The trick is this: git checkout
will create a new local branch name out by deconstructing the renaming that git fetch
did with the other Git's branch names. We know that our origin/master
must have been their master
, so git checkout master
, when we don't have a master, will search for origin/master
. If that exists, Git just created a new label, in the branch name space, giving us:
...--o--...--o <-- master (HEAD), origin/master
\
o--...--o <-- origin/dev
To create your own new labels, use git branch <name> <hash-id-or-other-commit-specifier>
, which creates the refs/heads/<name>
name pointing to the given commit. You can also use git checkout -b <name> <specifier>
, which does the name creating and immediately does a git checkout
of the new name to attached HEAD
to it.
Cleanup
There's one more important bit to know, often not covered right away because this graph stuff overwhelms everyone. This is refspec syntax. Both git push
and git fetch
use refspecs, although they treat them differently.
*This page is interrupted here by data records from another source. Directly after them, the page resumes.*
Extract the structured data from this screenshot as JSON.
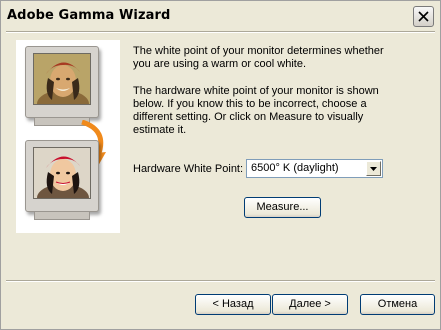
{
  "window": {
    "title": "Adobe Gamma Wizard"
  },
  "illustration": {
    "top_monitor_icon": "portrait-warm-icon",
    "bottom_monitor_icon": "portrait-cool-icon",
    "arrow_color": "#f08a1c"
  },
  "content": {
    "intro_lines": [
      "The white point of your monitor determines whether",
      "you are using a warm or cool white."
    ],
    "detail_lines": [
      "The hardware white point of your monitor is shown",
      "below. If you know this to be incorrect, choose a",
      "different setting. Or click on Measure to visually",
      "estimate it."
    ],
    "hw_label": "Hardware White Point:",
    "hw_value": "6500° K (daylight)",
    "measure_label": "Measure..."
  },
  "footer": {
    "back_label": "< Назад",
    "next_label": "Далее >",
    "cancel_label": "Отмена"
  }
}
A refspec is mostly just a pair of reference names separated by a colon. The name on the left is the source name and the name on the right is the destination name. There's also an optional leading plus sign, which means "force": update the name even if the update is not a fast-forward.
When you use git fetch origin
, the default refspec is:
+refs/heads/*:refs/remotes/origin/*
This means that your Git matches the other Git's branch names (refs/heads/*
), but turns all those names into your own remote-tracking names (under refs/remotes/
and furthermore under origin/
—this leaves room for additional remotes).
If you omit the destination name in a git fetch
command, Git doesn't write any names. This leaves the fetched commits subject to garbage collection, but there's a delay, because Git first does record the hash IDs into .git/FETCH_HEAD
, where you can retrieve them and where they act as temporary retainers. The FETCH_HEAD
contents get overwritten by the next fetch, so they are not as good as real names in the name-to-ID database.
For git push
, however, the default is generally to push a branch name to the same name on the other Git. That is, git push origin master
really means git push origin master:master
(and Git fills in the refs/heads/
part when it discovers that master
is a branch name). For more on how Git looks up these names, see the gitrevisions documentation.